The breast cancer stage and prognosis are mainly diagnosed from surgically removed sentinel lymph nodes which are dissected, stained and scanned for the presence of tumor cells. The extent of tumor cells spreading to lymph nodes affects the treatment plan and prognosis of the patient. Currently, the best practice for scanning stained glass slides of lymph node tissue sections is a microscopic examination by a trained pathologist. The time-consuming examination is prone to subjective errors as the scanner produced images are typically gigapixel size and tumor areas are relatively small. An isolated tumor cell (ITC) especially, is hard to spot, and requires a trained eye.

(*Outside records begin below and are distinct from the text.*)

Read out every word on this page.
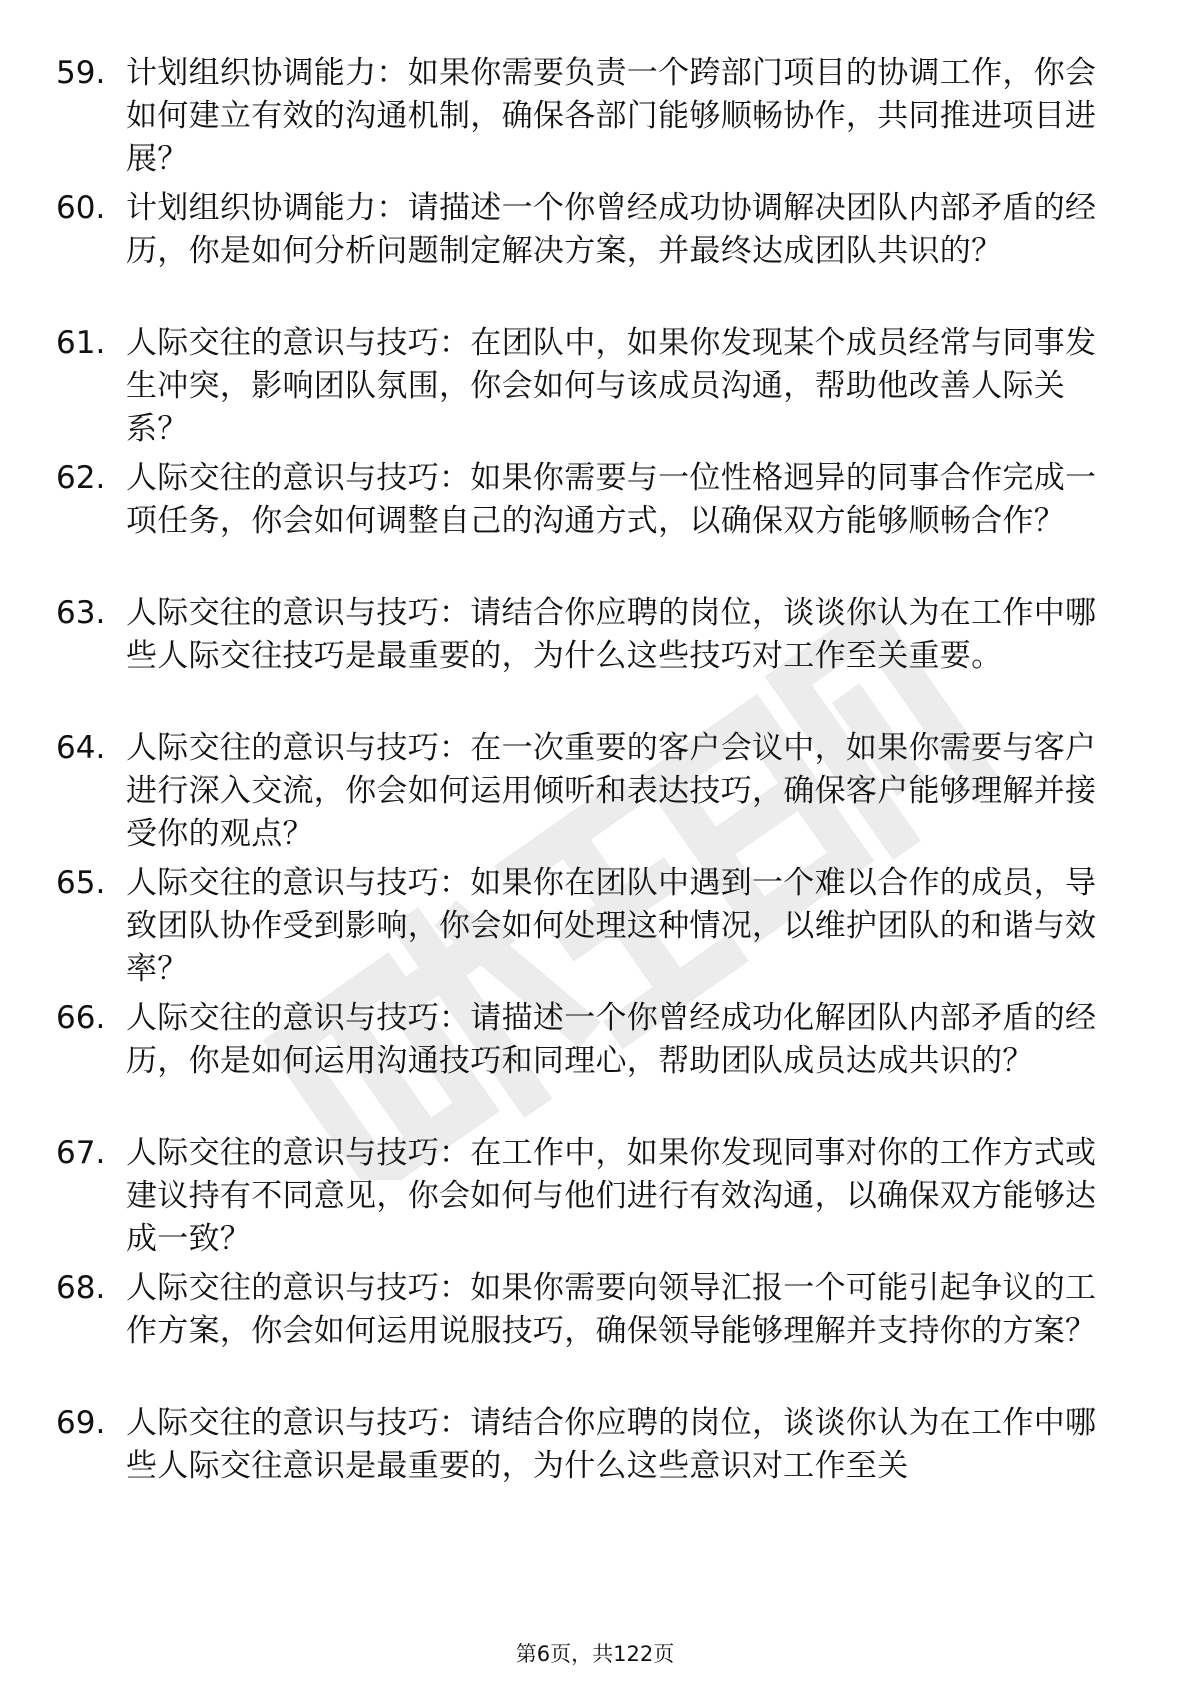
59. 计划组织协调能力：如果你需要负责一个跨部门项目的协调工作，你会如何建立有效的沟通机制，确保各部门能够顺畅协作，共同推进项目进展？
60. 计划组织协调能力：请描述一个你曾经成功协调解决团队内部矛盾的经历，你是如何分析问题制定解决方案，并最终达成团队共识的？
61. 人际交往的意识与技巧：在团队中，如果你发现某个成员经常与同事发生冲突，影响团队氛围，你会如何与该成员沟通，帮助他改善人际关系？
62. 人际交往的意识与技巧：如果你需要与一位性格迥异的同事合作完成一项任务，你会如何调整自己的沟通方式，以确保双方能够顺畅合作？
63. 人际交往的意识与技巧：请结合你应聘的岗位，谈谈你认为在工作中哪些人际交往技巧是最重要的，为什么这些技巧对工作至关重要。
64. 人际交往的意识与技巧：在一次重要的客户会议中，如果你需要与客户进行深入交流，你会如何运用倾听和表达技巧，确保客户能够理解并接受你的观点？
65. 人际交往的意识与技巧：如果你在团队中遇到一个难以合作的成员，导致团队协作受到影响，你会如何处理这种情况，以维护团队的和谐与效率？
66. 人际交往的意识与技巧：请描述一个你曾经成功化解团队内部矛盾的经历，你是如何运用沟通技巧和同理心，帮助团队成员达成共识的？
67. 人际交往的意识与技巧：在工作中，如果你发现同事对你的工作方式或建议持有不同意见，你会如何与他们进行有效沟通，以确保双方能够达成一致？
68. 人际交往的意识与技巧：如果你需要向领导汇报一个可能引起争议的工作方案，你会如何运用说服技巧，确保领导能够理解并支持你的方案？
69. 人际交往的意识与技巧：请结合你应聘的岗位，谈谈你认为在工作中哪些人际交往意识是最重要的，为什么这些意识对工作至关
第6页，共122页
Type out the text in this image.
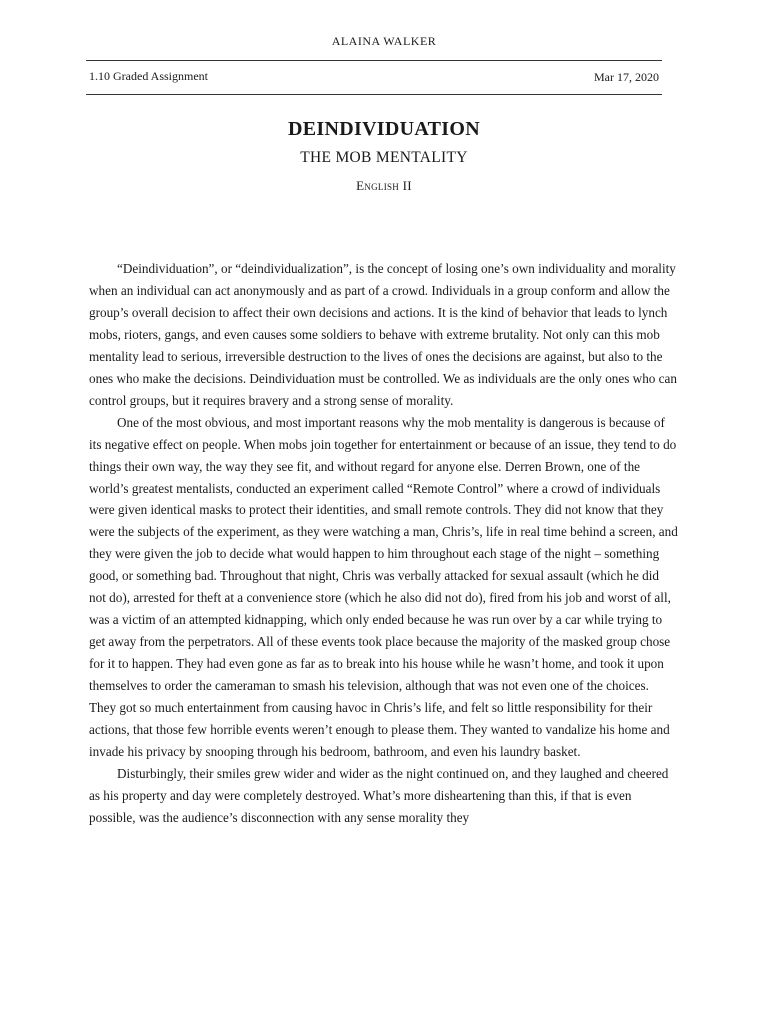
ALAINA WALKER
1.10 Graded Assignment	Mar 17, 2020
DEINDIVIDUATION
THE MOB MENTALITY
English II

“Deindividuation”, or “deindividualization”, is the concept of losing one’s own individuality and morality when an individual can act anonymously and as part of a crowd. Individuals in a group conform and allow the group’s overall decision to affect their own decisions and actions. It is the kind of behavior that leads to lynch mobs, rioters, gangs, and even causes some soldiers to behave with extreme brutality. Not only can this mob mentality lead to serious, irreversible destruction to the lives of ones the decisions are against, but also to the ones who make the decisions. Deindividuation must be controlled. We as individuals are the only ones who can control groups, but it requires bravery and a strong sense of morality.

One of the most obvious, and most important reasons why the mob mentality is dangerous is because of its negative effect on people. When mobs join together for entertainment or because of an issue, they tend to do things their own way, the way they see fit, and without regard for anyone else. Derren Brown, one of the world’s greatest mentalists, conducted an experiment called “Remote Control” where a crowd of individuals were given identical masks to protect their identities, and small remote controls. They did not know that they were the subjects of the experiment, as they were watching a man, Chris’s, life in real time behind a screen, and they were given the job to decide what would happen to him throughout each stage of the night – something good, or something bad. Throughout that night, Chris was verbally attacked for sexual assault (which he did not do), arrested for theft at a convenience store (which he also did not do), fired from his job and worst of all, was a victim of an attempted kidnapping, which only ended because he was run over by a car while trying to get away from the perpetrators. All of these events took place because the majority of the masked group chose for it to happen. They had even gone as far as to break into his house while he wasn’t home, and took it upon themselves to order the cameraman to smash his television, although that was not even one of the choices. They got so much entertainment from causing havoc in Chris’s life, and felt so little responsibility for their actions, that those few horrible events weren’t enough to please them. They wanted to vandalize his home and invade his privacy by snooping through his bedroom, bathroom, and even his laundry basket.

Disturbingly, their smiles grew wider and wider as the night continued on, and they laughed and cheered as his property and day were completely destroyed. What’s more disheartening than this, if that is even possible, was the audience’s disconnection with any sense morality they
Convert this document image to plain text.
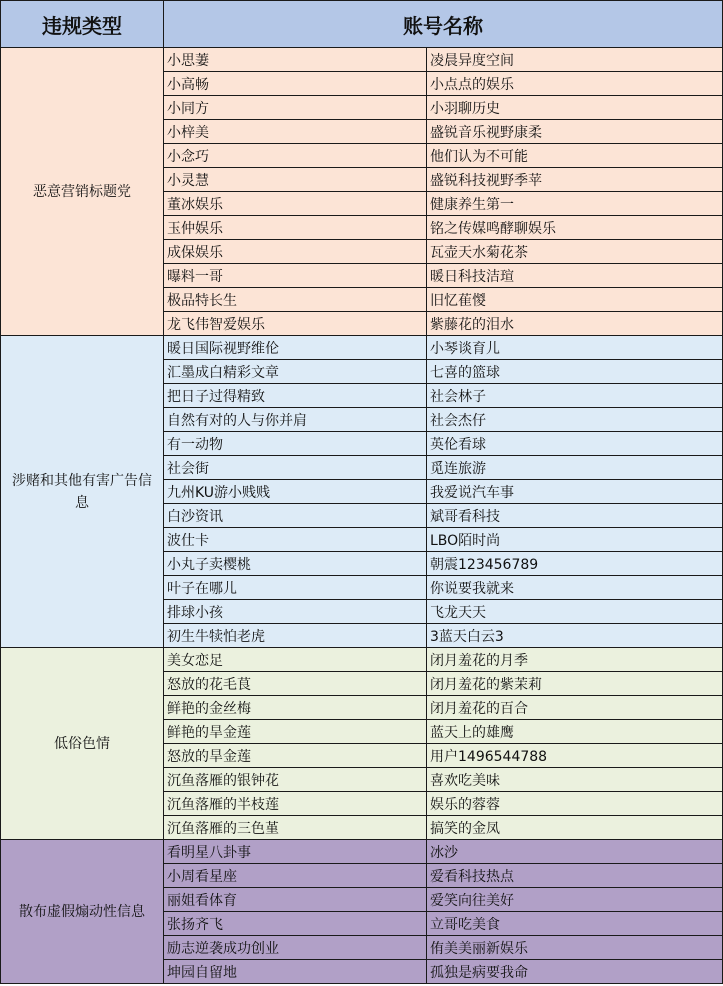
违规类型	账号名称	
恶意营销标题党	小思萋	凌晨异度空间
	小高畅	小点点的娱乐
	小同方	小羽聊历史
	小梓美	盛锐音乐视野康柔
	小念巧	他们认为不可能
	小灵慧	盛锐科技视野季苹
	董冰娱乐	健康养生第一
	玉仲娱乐	铭之传媒鸣酵聊娱乐
	成保娱乐	瓦壶天水菊花茶
	曝料一哥	暖日科技洁瑄
	极品特长生	旧忆萑惾
	龙飞伟智爱娱乐	紫藤花的泪水
涉赌和其他有害广告信息	暖日国际视野维伦	小琴谈育儿
	汇墨成白精彩文章	七喜的篮球
	把日子过得精致	社会林子
	自然有对的人与你并肩	社会杰仔
	有一动物	英伦看球
	社会街	觅连旅游
	九州KU游小贱贱	我爱说汽车事
	白沙资讯	斌哥看科技
	波仕卡	LBO陌时尚
	小丸子卖樱桃	朝震123456789
	叶子在哪儿	你说要我就来
	排球小孩	飞龙天天
	初生牛犊怕老虎	3蓝天白云3
低俗色情	美女恋足	闭月羞花的月季
	怒放的花毛茛	闭月羞花的紫茉莉
	鲜艳的金丝梅	闭月羞花的百合
	鲜艳的旱金莲	蓝天上的雄鹰
	怒放的旱金莲	用户1496544788
	沉鱼落雁的银钟花	喜欢吃美味
	沉鱼落雁的半枝莲	娱乐的蓉蓉
	沉鱼落雁的三色堇	搞笑的金凤
散布虚假煽动性信息	看明星八卦事	冰沙
	小周看星座	爱看科技热点
	丽姐看体育	爱笑向往美好
	张扬齐飞	立哥吃美食
	励志逆袭成功创业	侑美美丽新娱乐
	坤园自留地	孤独是病要我命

The recent progress with convolutional neural networks (CNN) in the image processing area has also proven effective in detecting metastases from tissue sample images. Their performance has been on par with a group of expert pathologists. CNN’s could be used routinely to highlight possible tumor areas for pathologists or even independently assess the level of metastatic regions in samples to ease human experts’ workload.

What makes the tumor detection from tissue images challenging is the high resolution of images the commercial scanners export. Processing a whole gigapixel image requires a lot of memory so the image is typically split into smaller windows that are fed through CNN separately. The weakness of such procedure is that the field-of-view per sample window is narrow and the information about the surrounding context is lost. This thesis examines the benefits of feeding image batch samples of different zoom levels, cropped from the same location, to a CNN tumor classifier.